The existing few-shot segmentation methods usually focus on the learning class-agnostic model, which is based on the level interclasses only. Such class-agnostic model can lead to good generalization on new classes, which however also lacks the class cues of new classes. Based on the existing class-agnostic model, we try to add new segmentation cues through the discriminative cues interclass and the common cues intraclasses, which is the level of both interclass and intraclass. Therefore, better segmentation results can be obtained by our method.

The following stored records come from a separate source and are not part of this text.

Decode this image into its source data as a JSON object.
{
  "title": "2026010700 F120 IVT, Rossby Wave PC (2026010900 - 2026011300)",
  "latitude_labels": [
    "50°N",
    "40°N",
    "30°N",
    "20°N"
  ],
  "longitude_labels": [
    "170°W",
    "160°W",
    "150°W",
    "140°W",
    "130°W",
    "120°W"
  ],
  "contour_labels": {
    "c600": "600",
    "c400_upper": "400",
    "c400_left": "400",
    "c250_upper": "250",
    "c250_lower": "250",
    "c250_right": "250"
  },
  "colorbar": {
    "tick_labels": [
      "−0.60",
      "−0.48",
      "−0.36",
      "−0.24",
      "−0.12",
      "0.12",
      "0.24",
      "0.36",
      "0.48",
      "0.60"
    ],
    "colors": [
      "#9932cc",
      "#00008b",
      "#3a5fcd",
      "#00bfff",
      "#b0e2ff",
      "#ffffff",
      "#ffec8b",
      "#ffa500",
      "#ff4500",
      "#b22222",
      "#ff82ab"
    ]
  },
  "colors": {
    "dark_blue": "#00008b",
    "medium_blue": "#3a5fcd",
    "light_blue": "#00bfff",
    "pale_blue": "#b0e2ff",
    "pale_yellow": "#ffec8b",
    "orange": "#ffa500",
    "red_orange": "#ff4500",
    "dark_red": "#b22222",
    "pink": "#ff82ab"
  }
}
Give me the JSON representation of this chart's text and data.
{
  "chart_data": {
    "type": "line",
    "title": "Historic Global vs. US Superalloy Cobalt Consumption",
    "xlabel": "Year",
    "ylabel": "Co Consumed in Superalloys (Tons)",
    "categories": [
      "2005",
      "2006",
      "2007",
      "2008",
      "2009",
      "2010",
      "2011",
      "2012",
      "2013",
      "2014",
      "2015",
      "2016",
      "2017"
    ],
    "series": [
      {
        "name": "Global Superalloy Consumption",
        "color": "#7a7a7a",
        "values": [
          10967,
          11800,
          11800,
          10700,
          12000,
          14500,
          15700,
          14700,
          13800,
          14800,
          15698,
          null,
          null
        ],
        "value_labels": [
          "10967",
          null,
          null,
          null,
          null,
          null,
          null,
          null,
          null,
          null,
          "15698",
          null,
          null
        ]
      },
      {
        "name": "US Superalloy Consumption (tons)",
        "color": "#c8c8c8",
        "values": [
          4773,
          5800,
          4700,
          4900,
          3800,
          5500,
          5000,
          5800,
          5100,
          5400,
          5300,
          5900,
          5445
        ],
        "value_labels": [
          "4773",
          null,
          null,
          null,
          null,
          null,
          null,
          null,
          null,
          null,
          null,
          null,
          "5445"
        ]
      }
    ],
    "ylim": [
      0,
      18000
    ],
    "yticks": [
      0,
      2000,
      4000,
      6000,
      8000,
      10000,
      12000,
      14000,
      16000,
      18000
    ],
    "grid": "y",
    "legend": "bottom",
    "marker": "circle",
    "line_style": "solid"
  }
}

It is seen that our method is based on the method in [26] (LTM), which proposed a few-shot segmentation method via estimating the relationship matrix of masks that is an interesting idea. However, our method is different from LTM [26]. Firstly, our main contribution is using the class activation map to capture the segmentation cues interclass and intraclass, which is not considered in [26]. Secondly, an attention module is added in LTM, which can add the CAM segmentation cues to enhance the segmentation. Therefore, our method can be considered as an extension to LTM [26] with better segmentation results.”

6. Conclusion

This paper proposed a new few-shot segmentation method that uses the class activation map to enhance the generation of object priors by considering the common cues intraclass and the discriminative cues interclass. The proposed network consists of four steps: classification step, CAM generation step, mask generation step, and mask refinement step, which are used to generate the initial CAM via class classification, to generate the CAM via feature clustering, to generate the segmentation mask, and to refine the segmentation mask, respectively. The proposed method is validated on Pascal Voc dataset. The experimental results demonstrate that the consideration of common cues intraclass and the discriminative cues interclasses can enhance the few-shot segmentation in terms of large IoU values.

Data Availability

The datasets used for validation are available from https://host.robots.ox.ac.uk/pascal/VOC/. The detailed results are listed in the paper. More results can be found from the corresponding author on reasonable request.

Conflicts of Interest

The authors declare that they have no conflicts of interest.

Acknowledgments

This paper was partially supported by The National Natural Science Foundation of China (51577086); Jiangsu Six Talent Peaks (TD-XNY004); and Jiangsu Major Scientific Research Projects in Colleges and Universities (19KJA510012).